Chef Álvaro Clavijo de El Chato, mejor restaurante de Latinoamérica
Finca Tagua

Clavijo encuentra un parche con passifloras y de entre sus flores (psicodelia pura en forma de pistilos y pétalos multicolor, largos como dedos de anémona) entre una granadilla verde, que parte y comparte para que los demás probemos la pulpa y semilla con la que habrán de inventar cocteles y platillos que exploren todos los matices de la fruta.

Finca Tagua

Así es cenar en el mejor restaurante de Latinoamérica

 

El restaurante El Chato es una proyección del propio Álvaro Clavijo, incluso en lo arquitectónico. Por fuera, el inmueble del barrio de Chapinero que aloja a este concepto también recurre a la sobriedad y elegancia del negro, aunque por dentro hay pura rumba y electricidad.
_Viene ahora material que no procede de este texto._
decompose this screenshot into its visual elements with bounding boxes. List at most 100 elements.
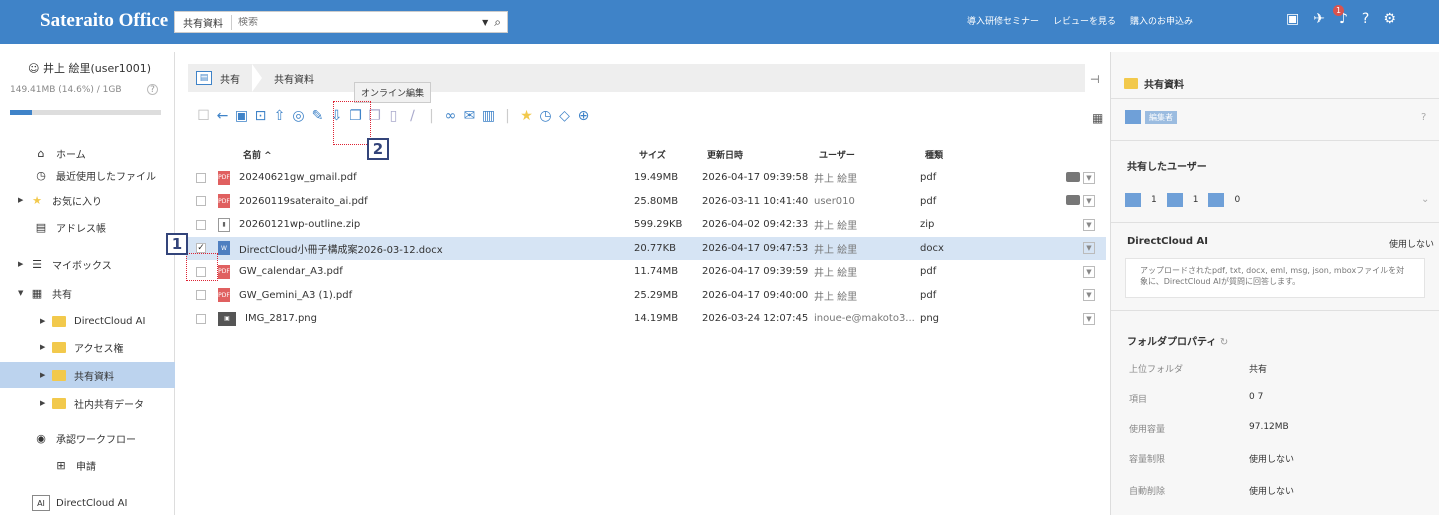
expand-icon[interactable]: ▶	[18, 196, 28, 204]
expand-icon[interactable]: ▶	[18, 260, 28, 268]
row-menu-icon[interactable]: ▼	[1083, 195, 1095, 208]
row-checkbox-checked[interactable]: ✓	[196, 243, 206, 254]
comment-icon[interactable]	[1066, 171, 1080, 182]
sidebar-item-internal-data[interactable]: ▶ 社内共有データ	[0, 390, 175, 416]
ai-icon[interactable]: ▣	[1286, 11, 1299, 27]
collapse-panel-icon[interactable]: ⊣	[1090, 73, 1100, 86]
breadcrumb-item[interactable]: 共有	[220, 71, 240, 86]
chevron-down-icon[interactable]: ⌄	[1421, 194, 1429, 205]
search-scope[interactable]: 共有資料	[175, 14, 232, 30]
folder-props-title: フォルダプロパティ ↻	[1127, 337, 1229, 348]
collapse-icon[interactable]: ▼	[18, 289, 28, 297]
mail-icon[interactable]: ✉	[462, 108, 477, 124]
folder-icon	[50, 367, 68, 383]
star-icon[interactable]: ★	[519, 108, 534, 124]
row-menu-icon[interactable]: ▼	[1083, 218, 1095, 231]
lock-icon[interactable]: ⊕	[576, 108, 591, 124]
search-icon[interactable]: ⌕	[494, 15, 501, 30]
sidebar-item-workflow[interactable]: ◉ 承認ワークフロー	[0, 425, 175, 451]
back-icon[interactable]: ←	[215, 108, 230, 124]
row-checkbox[interactable]	[196, 219, 206, 230]
tag-icon[interactable]: ◇	[557, 108, 572, 124]
row-checkbox[interactable]	[196, 313, 206, 324]
megaphone-icon[interactable]: ✈	[1313, 11, 1325, 27]
history-icon[interactable]: ◷	[538, 108, 553, 124]
preview-icon[interactable]: ◎	[291, 108, 306, 124]
sidebar-item-shared[interactable]: ▼ ▦ 共有	[0, 280, 175, 306]
expand-icon[interactable]: ▶	[40, 317, 50, 325]
table-row[interactable]: ✓ W DirectCloud小冊子構成案2026-03-12.docx 20.77K…	[186, 236, 1106, 260]
user-blocked-icon	[1208, 193, 1225, 207]
table-row[interactable]: PDF 20260119sateraito_ai.pdf 25.80MB 2026-0…	[186, 190, 1106, 214]
top-bar: Sateraito Office 共有資料 ▼ ⌕ 導入研修セミナー レビューを…	[0, 0, 1439, 44]
row-menu-icon[interactable]: ▼	[1083, 312, 1095, 325]
delete-icon[interactable]: ▯	[386, 108, 401, 124]
sidebar-item-addressbook[interactable]: ▤ アドレス帳	[0, 214, 175, 240]
help-icon[interactable]: ?	[1362, 11, 1369, 27]
new-folder-icon[interactable]: ▣	[234, 108, 249, 124]
table-row[interactable]: PDF 20240621gw_gmail.pdf 19.49MB 2026-04-17…	[186, 166, 1106, 190]
gear-icon[interactable]: ⚙	[1383, 11, 1396, 27]
seminar-link[interactable]: 導入研修セミナー	[967, 14, 1039, 27]
row-menu-icon[interactable]: ▼	[1083, 289, 1095, 302]
folder-icon	[50, 313, 68, 329]
purchase-link[interactable]: 購入のお申込み	[1130, 14, 1193, 27]
rename-icon[interactable]: ∕	[405, 108, 420, 124]
upload-icon[interactable]: ⇧	[272, 108, 287, 124]
sidebar-item-apply[interactable]: ⊞ 申請	[0, 452, 175, 478]
table-row[interactable]: ▮ 20260121wp-outline.zip 599.29KB 2026-04-0…	[186, 213, 1106, 237]
pdf-icon: PDF	[218, 288, 230, 303]
table-row[interactable]: PDF GW_Gemini_A3 (1).pdf 25.29MB 2026-04-17…	[186, 284, 1106, 308]
breadcrumb-item[interactable]: 共有資料	[274, 71, 314, 86]
row-menu-icon[interactable]: ▼	[1083, 265, 1095, 278]
help-icon[interactable]: ?	[1421, 112, 1426, 123]
row-checkbox[interactable]	[196, 290, 206, 301]
chevron-down-icon[interactable]: ▼	[482, 18, 488, 27]
row-checkbox[interactable]	[196, 196, 206, 207]
help-icon[interactable]: ?	[147, 84, 158, 95]
link-icon[interactable]: ∞	[443, 108, 458, 124]
user-name[interactable]: ☺ 井上 絵里(user1001)	[28, 60, 151, 76]
select-all-checkbox[interactable]: ☐	[196, 108, 211, 124]
separator: |	[505, 108, 510, 124]
col-name[interactable]: 名前 ^	[243, 148, 639, 161]
divider	[1111, 140, 1439, 141]
col-date[interactable]: 更新日時	[707, 148, 819, 161]
grid-view-icon[interactable]: ▦	[1092, 111, 1103, 125]
table-row[interactable]: ▣ IMG_2817.png 14.19MB 2026-03-24 12:07:45 i…	[186, 307, 1106, 331]
review-link[interactable]: レビューを見る	[1053, 14, 1116, 27]
sidebar-item-directcloud-ai[interactable]: AI DirectCloud AI	[0, 490, 175, 515]
sidebar-item-directcloud-ai-folder[interactable]: ▶ DirectCloud AI	[0, 308, 175, 334]
logo: Sateraito Office	[40, 10, 169, 31]
table-row[interactable]: PDF GW_calendar_A3.pdf 11.74MB 2026-04-17 0…	[186, 260, 1106, 284]
sidebar-item-shared-docs[interactable]: ▶ 共有資料	[0, 362, 175, 388]
sidebar-item-mybox[interactable]: ▶ ☰ マイボックス	[0, 251, 175, 277]
expand-icon[interactable]: ▶	[40, 399, 50, 407]
online-edit-icon[interactable]: ✎	[310, 108, 325, 124]
role-row: 編集者	[1125, 110, 1177, 124]
row-menu-icon[interactable]: ▼	[1083, 242, 1095, 255]
col-type[interactable]: 種類	[925, 148, 1020, 161]
comment-icon[interactable]	[1066, 195, 1080, 206]
breadcrumb-separator	[252, 64, 262, 92]
col-user[interactable]: ユーザー	[819, 148, 925, 161]
row-menu-icon[interactable]: ▼	[1083, 171, 1095, 184]
search-input[interactable]	[232, 16, 483, 28]
zip-icon: ▮	[218, 217, 230, 232]
shared-root-icon[interactable]: ▤	[196, 71, 212, 85]
search-box[interactable]: 共有資料 ▼ ⌕	[174, 11, 508, 33]
sidebar-item-recent[interactable]: ◷ 最近使用したファイル	[0, 162, 175, 188]
panel-title: 共有資料	[1124, 76, 1184, 91]
calendar-icon[interactable]: ▥	[481, 108, 496, 124]
col-size[interactable]: サイズ	[639, 148, 707, 161]
sidebar-item-favorites[interactable]: ▶ ★ お気に入り	[0, 187, 175, 213]
docx-icon: W	[218, 241, 230, 256]
expand-icon[interactable]: ▶	[40, 371, 50, 379]
refresh-icon[interactable]: ↻	[1220, 337, 1228, 348]
upload-folder-icon[interactable]: ⊡	[253, 108, 268, 124]
sidebar: ☺ 井上 絵里(user1001) 149.41MB (14.6%) / 1GB…	[0, 52, 175, 515]
expand-icon[interactable]: ▶	[40, 343, 50, 351]
star-icon: ★	[32, 193, 42, 207]
row-checkbox[interactable]	[196, 172, 206, 183]
sidebar-item-access[interactable]: ▶ アクセス権	[0, 334, 175, 360]
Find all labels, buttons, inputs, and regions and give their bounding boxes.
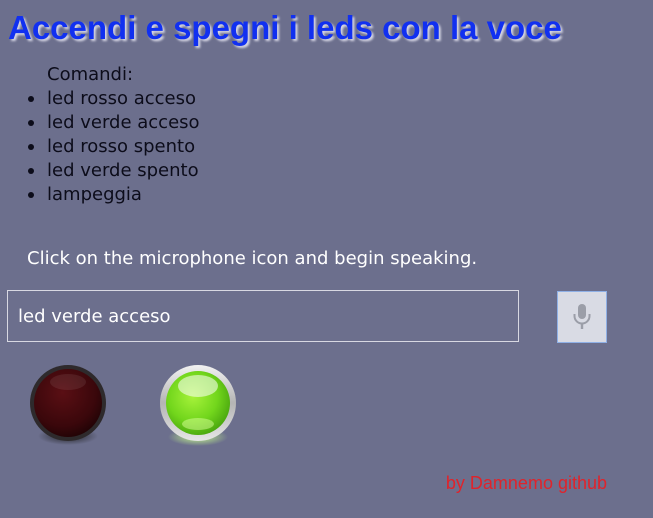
commands-list: Comandi: led rosso acceso led verde acce… (28, 63, 200, 207)
speech-transcript-input[interactable] (7, 290, 519, 342)
command-item: led rosso acceso (28, 87, 200, 111)
command-item: lampeggia (28, 183, 200, 207)
green-led (158, 362, 238, 446)
commands-heading: Comandi: (47, 64, 134, 85)
command-item: led verde acceso (28, 112, 200, 133)
commands-items: led rosso acceso led verde acceso led ro… (28, 87, 200, 207)
red-led (28, 362, 108, 446)
microphone-button[interactable] (557, 291, 607, 343)
command-item: led rosso spento (28, 135, 200, 159)
instructions-text: Click on the microphone icon and begin s… (27, 248, 478, 269)
credit-link[interactable]: by Damnemo github (446, 472, 607, 494)
page-title: Accendi e spegni i leds con la voce (8, 9, 562, 46)
microphone-icon (573, 304, 591, 329)
command-item: led verde spento (28, 160, 199, 181)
Hay que sentarse en las mesas frente a la cocina abierta, la primera fila de un escenario cuyo proscenio es la barra donde los cocineros finalizan los platillos.

Técnica, producto, refinamiento, discurso: los elementos que conforman la propuesta de Clavijo muestran su paso por cocinas de Europa, en particular la de Noma, de donde los enterados afirman reconocer la precisión total en la cocción y emplatado de El Chato.

El Chato, mejor restaurante de Latinoamérica
Chef Álvaro Clavijo de El Chato, mejor restaurante de Latinoamérica
Chef Álvaro Clavijo de El Chato, mejor restaurante de Latinoamérica

El menú degustación de El Chato ofrece, por supuesto, un panorama sofisticado de los ingredientes endémicos y de la vanguardia de Colombia, una experiencia que empieza con arepas deliciosas que se acompañan con cangrejo y casabe, platillos ligeros pero sabrosos cocinados con albahaca y arvejas. Luego va cobrando sustancia con el Corazón de res, bañado en un garum de hongo shiitake, para después ingresar a la profundidad de Colombia en el plato llamado Camarón, preparado con chontaduro (fruto rojo y carnoso de palma sudamericana), coco y carantanta, este último, producto típico de del departamento del Cauca que se elabora con la masa seca que se pega al interior de una olla donde cocieron maíz.

El Chato, mejor restaurante de Latinoamérica
El Chato, mejor restaurante de Latinoamérica

El Tamal nos mantiene dentro del país gracias al uso de caracol del Caribe y de pusandao, un caldo espeso del Pacífico colombiano que puede llevar pescado, carne y plátano: combustible para seguir bebiendo vino y viche de azúcar fermentada. Y al llegar al plato fuerte, lo hacemos probando una lengua de ternera acompañada de una salsa de pimienta verde, berros y calabacín. Lustrosa y rica, rodeada de una salsa aterciopelada de color verde intenso, se acompaña también con una (enorme) hormiga culona en un guiño hacia la frontera Amazónica de Colombia.

Como resulta natural, tanto el menú degustación como el menú a la carta se modifican a lo largo del año de acuerdo con la disponibilidad y frescura de los ingredientes. Una vez claro lo anterior, recomiendo llamar con anticipación a El Chato para comprobar si el postre con hinojo y mambe estará disponible en la visita.

Elaborado con el ancestral polvo verde que se obtiene de moler hojas de coca, su potencia herbal tiene la capacidad de calmar el mal de altura y de hacer que pierda la vergüenza de pedir un segundo plato de este postre, por favor.